The giant cargo ship that blocked the Suez canal in March is no longer holding up billions of dollars in world trade, but it’s still stuck…in legal limbo. It’s currently docked, unmoving, it’s $700 million in containers on deck, while lawyers are battling to fix the blame. And get the billion dollar salvage fee.
The vessel is stuck once more – this time by an almighty international legal row. By mid-April, it had been impounded, with the Suez Canal Authority, or SCA, slapping a claim against its owners in an Egyptian court. The salvage fee? Nearly $1bn. “I’ve seen cases like this but on a much smaller scale,” explains maritime solicitor Jai Sharma of law firm Clyde & Co, which represents the insurers of more than $100 million worth of cargo on board the Ever Given. “What sets this apart is the amount of money being requested – it’s far, far beyond what anyone in our industry would expect.”
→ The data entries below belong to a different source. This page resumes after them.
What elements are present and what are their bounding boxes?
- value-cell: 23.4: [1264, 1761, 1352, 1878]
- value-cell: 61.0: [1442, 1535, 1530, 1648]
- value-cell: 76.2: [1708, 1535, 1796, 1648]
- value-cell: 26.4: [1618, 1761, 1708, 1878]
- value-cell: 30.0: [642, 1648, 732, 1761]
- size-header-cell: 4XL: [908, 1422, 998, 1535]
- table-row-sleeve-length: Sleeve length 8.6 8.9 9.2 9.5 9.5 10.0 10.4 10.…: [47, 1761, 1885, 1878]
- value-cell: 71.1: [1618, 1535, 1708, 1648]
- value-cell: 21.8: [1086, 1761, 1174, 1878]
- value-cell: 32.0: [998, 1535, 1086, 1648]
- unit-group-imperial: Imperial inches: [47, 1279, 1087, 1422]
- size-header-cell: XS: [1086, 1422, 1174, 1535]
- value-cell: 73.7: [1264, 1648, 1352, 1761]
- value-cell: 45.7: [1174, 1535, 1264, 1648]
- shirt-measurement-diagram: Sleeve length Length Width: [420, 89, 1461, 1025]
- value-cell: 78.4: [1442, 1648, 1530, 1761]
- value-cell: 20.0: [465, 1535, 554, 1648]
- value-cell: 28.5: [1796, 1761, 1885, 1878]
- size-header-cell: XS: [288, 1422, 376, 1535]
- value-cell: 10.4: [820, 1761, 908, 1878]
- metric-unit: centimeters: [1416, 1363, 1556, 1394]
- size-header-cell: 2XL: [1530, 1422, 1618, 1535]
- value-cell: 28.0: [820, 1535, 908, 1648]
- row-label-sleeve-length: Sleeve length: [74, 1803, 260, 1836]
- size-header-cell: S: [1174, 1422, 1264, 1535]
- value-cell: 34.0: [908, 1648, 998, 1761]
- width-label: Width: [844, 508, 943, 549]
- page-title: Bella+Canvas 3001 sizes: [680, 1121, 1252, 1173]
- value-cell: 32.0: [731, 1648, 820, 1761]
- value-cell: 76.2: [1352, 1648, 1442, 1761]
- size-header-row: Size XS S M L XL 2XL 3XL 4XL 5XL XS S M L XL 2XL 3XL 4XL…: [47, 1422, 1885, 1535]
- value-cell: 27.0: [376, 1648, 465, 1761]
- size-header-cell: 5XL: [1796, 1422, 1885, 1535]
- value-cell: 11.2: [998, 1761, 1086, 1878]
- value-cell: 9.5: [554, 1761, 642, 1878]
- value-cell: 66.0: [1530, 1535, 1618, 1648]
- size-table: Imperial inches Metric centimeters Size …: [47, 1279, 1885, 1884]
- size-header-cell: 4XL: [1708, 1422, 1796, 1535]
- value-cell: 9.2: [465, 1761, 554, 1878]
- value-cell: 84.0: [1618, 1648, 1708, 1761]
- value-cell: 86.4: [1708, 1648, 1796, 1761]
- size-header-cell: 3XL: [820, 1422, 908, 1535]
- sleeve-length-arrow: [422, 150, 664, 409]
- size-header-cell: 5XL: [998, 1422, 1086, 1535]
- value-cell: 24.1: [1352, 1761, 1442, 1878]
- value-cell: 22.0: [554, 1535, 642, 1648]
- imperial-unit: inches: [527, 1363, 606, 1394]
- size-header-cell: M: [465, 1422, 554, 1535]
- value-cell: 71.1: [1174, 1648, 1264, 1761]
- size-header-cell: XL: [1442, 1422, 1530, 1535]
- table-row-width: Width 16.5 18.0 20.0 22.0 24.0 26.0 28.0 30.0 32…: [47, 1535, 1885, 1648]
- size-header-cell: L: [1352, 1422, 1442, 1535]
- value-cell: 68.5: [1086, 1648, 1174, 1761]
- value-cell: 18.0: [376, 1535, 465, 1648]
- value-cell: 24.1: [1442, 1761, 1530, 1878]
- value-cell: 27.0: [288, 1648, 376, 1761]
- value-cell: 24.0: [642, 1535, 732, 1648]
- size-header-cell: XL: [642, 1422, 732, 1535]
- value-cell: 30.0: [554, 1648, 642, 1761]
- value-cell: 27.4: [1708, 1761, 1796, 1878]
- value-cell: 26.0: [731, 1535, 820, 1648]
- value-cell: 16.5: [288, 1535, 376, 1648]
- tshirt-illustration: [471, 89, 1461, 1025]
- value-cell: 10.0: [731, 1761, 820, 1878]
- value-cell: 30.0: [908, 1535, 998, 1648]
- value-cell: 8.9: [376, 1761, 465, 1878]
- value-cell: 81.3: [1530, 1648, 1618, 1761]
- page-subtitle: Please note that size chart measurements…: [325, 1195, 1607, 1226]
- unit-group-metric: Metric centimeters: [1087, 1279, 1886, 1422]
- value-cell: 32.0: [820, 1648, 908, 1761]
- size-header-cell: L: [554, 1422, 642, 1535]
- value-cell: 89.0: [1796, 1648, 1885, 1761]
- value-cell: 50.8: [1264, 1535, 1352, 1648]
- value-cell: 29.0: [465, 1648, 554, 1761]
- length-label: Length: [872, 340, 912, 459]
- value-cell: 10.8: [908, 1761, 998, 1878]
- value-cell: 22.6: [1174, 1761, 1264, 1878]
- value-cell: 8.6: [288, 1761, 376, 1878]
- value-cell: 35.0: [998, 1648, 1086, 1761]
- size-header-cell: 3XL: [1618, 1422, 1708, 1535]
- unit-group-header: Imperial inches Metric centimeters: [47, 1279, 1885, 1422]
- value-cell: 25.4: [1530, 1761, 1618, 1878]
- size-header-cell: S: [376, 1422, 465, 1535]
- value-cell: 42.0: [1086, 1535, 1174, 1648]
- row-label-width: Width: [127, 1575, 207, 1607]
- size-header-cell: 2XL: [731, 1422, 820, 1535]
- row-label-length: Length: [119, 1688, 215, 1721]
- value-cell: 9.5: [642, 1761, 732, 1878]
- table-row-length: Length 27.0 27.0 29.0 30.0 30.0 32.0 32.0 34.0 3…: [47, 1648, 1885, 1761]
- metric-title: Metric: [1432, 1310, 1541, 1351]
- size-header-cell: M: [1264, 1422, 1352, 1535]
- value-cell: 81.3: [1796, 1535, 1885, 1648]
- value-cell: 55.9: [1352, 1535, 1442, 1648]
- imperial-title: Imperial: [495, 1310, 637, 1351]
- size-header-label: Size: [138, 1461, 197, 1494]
With negotiations at an impasse, the Ever Given’s Indian crew remain stuck on board a ship that cannot sail. And there’s only so much work to do for a ship that’s going nowhere. The Ever Given does at least have Wi-Fi to help pass the time and stave off cabin fever. There’s also a toll-free counselling helpline for the crew and their families. “Being in anchorage for so long definitely dampens the spirits,” says Abdulgani Serang, who heads the National Union of Seafarers of India, which has visited the crew on board. “But, in this case, it comes with the baggage of the Suez Canal incident, which adds to their trauma.”
The Ever Given was due to dock at Rotterdam on April 3, where much of its estimated $700m worth of cargo was to be offloaded and forwarded on to the rest of Europe. In the time that it’s idled, more than 4,000 vessels have passed it by on Great Bitter Lake. The delay has been so long that seven crew members have returned home following the end of their contracts. But the SCA’s requirement that the ship is operational means that six replacement seafarers have been drafted in from India – notwithstanding the Delta variant of Covid-19 that has torn through the country.
The amount of money tied up in this one boat is mind-boggling, and the fact that a group of people are trapped aboard the thing by all the legal machinations is depressing. At least I learned the cost of shipping: one 40 foot container (which is big and can hold a lot of merchandise), from China to Europe: $10,522. Out here in the painfully rural Midwest we’ve come to rely on services like Amazon to get our fix of toys and gadgets and useful tools, and it’s daunting to look at the tracking info and see how many of those things come from China — almost everything on my work desk has been on one of these ships or a cargo plane, and was delivered to me from half a planet away. We tend to take the global supply chain for granted, until something disrupts it.